Asia-Pacific is expected to witness the fastest growth rates during the forecast period, the report also noted, thanks largely to the rising adoption of eHealth platforms and increased healthcare spending in the region, which should drive significant growth in digital-health services. “Rising demand for remote patient monitoring and other telehealth services owing to an increase in government spending on healthcare is expected to propel the industry growth in the Asia Pacific,” the report added. “According to The World Bank estimates, in 2019, China’s healthcare spending was recorded at 5.4 percent of its GDP, while India’s healthcare spending was recorded at 3.1 percent of its GDP and Japan’s was at 10.7. The growing involvement of key market players in Asia Pacific has boosted the adoption of digital apps and platforms in the region.”
Such lofty growth expectations have come despite the sharp ongoing slowdown in the global economy, as central banks continue to raise interest rates to rein in inflation. Deloitte, for instance, conducted a data analysis of venture-capital deals in the health-tech space and interviewed nine executives from investment and startup companies between November 2022 and January 2023. “Interviewees believe that the health tech market holds much opportunity moving forward, and the sector continues to show strong signs of growth to disrupt health care,” the analysis, published in March, found. “For example, the median health tech deal in 2022 fetched a valuation of more than $57 million, which was substantially higher than the 2021 median (US$33.9 million) and that of years prior.”

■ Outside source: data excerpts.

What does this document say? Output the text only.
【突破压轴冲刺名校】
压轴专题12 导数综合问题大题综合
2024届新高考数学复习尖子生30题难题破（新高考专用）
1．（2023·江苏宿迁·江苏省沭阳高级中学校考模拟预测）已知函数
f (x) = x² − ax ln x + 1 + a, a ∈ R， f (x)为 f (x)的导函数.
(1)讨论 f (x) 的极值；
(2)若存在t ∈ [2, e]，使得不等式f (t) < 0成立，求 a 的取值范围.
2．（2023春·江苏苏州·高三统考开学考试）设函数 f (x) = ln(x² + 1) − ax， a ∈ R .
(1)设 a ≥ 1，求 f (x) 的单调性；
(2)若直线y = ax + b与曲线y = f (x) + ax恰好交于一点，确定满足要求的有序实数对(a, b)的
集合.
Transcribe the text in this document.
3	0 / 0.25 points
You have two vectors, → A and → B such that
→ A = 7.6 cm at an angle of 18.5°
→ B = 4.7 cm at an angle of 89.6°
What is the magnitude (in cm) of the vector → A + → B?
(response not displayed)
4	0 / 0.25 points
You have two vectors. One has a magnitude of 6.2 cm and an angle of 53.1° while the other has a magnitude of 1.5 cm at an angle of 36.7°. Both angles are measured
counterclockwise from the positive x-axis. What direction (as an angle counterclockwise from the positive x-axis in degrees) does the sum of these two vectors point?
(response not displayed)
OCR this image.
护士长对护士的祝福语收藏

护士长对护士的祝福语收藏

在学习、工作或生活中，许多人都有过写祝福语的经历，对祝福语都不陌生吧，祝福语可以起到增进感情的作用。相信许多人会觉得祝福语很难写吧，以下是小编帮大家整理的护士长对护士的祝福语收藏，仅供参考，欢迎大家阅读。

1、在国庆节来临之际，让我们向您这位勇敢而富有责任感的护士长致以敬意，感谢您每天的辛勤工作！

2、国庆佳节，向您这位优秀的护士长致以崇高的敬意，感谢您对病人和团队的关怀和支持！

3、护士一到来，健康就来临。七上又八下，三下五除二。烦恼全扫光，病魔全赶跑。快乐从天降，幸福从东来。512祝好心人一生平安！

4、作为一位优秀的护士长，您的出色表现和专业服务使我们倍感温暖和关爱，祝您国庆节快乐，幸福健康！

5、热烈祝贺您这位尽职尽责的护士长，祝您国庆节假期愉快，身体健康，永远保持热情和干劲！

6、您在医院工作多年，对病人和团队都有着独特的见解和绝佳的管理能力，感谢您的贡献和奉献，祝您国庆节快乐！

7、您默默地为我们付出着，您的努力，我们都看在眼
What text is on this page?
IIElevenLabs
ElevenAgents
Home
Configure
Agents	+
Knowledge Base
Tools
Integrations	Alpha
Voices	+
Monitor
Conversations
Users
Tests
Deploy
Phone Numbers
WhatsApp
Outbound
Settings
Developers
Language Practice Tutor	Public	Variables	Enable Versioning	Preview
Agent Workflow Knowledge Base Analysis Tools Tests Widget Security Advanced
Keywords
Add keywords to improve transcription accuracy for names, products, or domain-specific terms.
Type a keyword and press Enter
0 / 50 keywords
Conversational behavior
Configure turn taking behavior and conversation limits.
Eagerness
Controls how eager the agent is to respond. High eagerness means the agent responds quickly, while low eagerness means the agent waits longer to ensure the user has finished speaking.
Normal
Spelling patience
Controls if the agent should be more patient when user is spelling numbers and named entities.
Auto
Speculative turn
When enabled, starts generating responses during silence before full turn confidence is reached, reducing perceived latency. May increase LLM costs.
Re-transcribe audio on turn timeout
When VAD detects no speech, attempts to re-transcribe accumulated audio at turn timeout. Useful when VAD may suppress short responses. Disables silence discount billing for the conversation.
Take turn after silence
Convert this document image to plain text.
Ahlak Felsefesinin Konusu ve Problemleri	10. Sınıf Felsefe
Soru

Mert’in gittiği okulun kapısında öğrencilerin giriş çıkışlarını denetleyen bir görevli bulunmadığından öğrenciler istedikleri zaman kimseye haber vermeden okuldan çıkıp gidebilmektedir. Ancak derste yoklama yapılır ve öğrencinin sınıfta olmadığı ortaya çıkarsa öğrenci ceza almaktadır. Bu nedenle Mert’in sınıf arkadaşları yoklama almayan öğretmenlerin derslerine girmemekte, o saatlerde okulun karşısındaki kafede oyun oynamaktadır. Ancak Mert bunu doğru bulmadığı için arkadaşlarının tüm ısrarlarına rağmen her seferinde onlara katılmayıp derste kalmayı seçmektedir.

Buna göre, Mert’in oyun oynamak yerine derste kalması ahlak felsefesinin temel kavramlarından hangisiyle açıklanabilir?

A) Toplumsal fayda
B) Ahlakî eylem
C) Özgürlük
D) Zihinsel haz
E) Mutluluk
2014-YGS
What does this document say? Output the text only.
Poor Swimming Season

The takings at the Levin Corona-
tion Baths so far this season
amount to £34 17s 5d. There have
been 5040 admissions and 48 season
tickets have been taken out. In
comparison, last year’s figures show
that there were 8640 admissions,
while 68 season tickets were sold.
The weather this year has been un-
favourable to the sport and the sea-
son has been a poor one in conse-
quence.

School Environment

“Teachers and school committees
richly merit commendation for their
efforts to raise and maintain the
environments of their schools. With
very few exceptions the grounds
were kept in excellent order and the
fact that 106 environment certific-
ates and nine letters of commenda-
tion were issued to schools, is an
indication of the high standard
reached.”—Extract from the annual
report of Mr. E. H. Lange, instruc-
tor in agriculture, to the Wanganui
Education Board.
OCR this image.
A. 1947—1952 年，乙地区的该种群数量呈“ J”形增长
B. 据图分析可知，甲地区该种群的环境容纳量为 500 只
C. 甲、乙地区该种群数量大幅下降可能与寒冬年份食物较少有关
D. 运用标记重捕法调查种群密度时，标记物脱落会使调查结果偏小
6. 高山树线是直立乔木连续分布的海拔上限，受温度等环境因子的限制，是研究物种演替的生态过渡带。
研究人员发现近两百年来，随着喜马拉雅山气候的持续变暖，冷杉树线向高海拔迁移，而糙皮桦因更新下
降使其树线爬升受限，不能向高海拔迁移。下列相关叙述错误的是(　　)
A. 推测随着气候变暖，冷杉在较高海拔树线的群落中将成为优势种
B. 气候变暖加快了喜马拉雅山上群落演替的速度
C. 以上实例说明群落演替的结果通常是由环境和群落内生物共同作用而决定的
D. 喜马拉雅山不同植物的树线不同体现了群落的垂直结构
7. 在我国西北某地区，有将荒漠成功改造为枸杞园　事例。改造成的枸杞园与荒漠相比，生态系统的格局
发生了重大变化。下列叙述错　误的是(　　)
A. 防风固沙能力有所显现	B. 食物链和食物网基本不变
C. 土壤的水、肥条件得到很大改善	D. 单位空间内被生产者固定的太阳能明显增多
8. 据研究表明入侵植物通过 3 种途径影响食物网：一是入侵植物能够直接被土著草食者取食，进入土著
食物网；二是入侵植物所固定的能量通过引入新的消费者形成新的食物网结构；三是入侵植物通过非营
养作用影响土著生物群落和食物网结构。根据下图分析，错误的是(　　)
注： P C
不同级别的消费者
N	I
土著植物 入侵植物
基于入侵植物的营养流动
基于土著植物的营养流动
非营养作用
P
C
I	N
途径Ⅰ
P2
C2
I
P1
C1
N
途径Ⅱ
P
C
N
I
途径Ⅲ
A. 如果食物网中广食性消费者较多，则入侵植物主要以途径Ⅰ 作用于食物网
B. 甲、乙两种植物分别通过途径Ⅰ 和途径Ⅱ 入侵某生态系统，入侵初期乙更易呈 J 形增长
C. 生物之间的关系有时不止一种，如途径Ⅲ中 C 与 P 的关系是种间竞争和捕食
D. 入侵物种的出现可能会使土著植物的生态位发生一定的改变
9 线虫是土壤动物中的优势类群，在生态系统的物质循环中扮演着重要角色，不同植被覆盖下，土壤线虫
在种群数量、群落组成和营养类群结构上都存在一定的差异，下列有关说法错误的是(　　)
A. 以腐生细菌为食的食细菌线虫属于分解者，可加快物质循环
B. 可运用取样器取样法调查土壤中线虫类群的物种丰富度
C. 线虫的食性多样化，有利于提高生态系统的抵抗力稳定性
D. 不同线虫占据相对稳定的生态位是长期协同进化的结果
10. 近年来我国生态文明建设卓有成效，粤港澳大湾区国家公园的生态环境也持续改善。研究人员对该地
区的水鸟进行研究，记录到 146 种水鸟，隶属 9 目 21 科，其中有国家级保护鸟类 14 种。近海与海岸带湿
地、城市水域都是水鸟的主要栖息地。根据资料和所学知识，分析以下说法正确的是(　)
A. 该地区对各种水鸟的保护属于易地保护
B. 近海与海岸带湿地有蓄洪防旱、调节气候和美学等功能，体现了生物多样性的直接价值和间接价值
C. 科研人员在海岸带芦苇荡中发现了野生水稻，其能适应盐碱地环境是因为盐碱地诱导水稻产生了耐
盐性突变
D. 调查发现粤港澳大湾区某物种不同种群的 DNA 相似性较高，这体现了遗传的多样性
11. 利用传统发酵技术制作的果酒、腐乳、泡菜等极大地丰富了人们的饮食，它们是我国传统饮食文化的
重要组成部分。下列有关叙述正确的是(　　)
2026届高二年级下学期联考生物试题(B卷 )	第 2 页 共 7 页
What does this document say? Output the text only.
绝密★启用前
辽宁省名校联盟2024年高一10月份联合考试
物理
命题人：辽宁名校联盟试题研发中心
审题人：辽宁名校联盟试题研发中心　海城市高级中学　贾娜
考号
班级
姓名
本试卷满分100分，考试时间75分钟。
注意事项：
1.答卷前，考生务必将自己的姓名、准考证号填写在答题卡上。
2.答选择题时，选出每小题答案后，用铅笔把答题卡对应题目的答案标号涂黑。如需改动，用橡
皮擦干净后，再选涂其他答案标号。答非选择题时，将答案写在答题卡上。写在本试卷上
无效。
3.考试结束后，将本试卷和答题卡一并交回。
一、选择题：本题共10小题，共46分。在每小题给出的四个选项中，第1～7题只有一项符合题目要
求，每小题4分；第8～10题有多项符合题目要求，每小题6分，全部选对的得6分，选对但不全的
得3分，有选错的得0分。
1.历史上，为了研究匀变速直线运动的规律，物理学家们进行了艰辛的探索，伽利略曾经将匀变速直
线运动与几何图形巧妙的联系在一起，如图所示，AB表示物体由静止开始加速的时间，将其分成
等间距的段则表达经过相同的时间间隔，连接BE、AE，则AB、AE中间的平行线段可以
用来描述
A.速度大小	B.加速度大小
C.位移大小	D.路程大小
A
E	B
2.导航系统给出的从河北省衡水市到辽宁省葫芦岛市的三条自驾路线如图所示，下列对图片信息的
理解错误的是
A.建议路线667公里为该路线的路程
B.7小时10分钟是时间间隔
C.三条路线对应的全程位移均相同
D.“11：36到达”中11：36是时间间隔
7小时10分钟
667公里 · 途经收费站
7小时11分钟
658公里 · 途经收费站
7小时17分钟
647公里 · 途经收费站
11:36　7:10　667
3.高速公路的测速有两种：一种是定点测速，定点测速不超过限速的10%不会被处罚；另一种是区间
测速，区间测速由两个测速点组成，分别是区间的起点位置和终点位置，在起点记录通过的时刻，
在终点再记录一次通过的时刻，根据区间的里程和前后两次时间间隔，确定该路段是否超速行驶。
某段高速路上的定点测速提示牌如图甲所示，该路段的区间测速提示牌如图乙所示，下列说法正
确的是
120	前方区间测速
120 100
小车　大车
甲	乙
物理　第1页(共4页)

To gain exposure to this sector, several exchange-traded funds focusing on healthcare innovation are worth considering. The iShares Healthcare Innovation UCITS ETF, for example, offers diversified access to companies across developed and emerging markets that are centred on innovations within global healthcare services. It tracks the STOXX Global Breakthrough Healthcare Index, which comprises companies from selected countries exposed to a defined set of themes: ageing population, automation and robotics, digitalisation and breakthrough healthcare.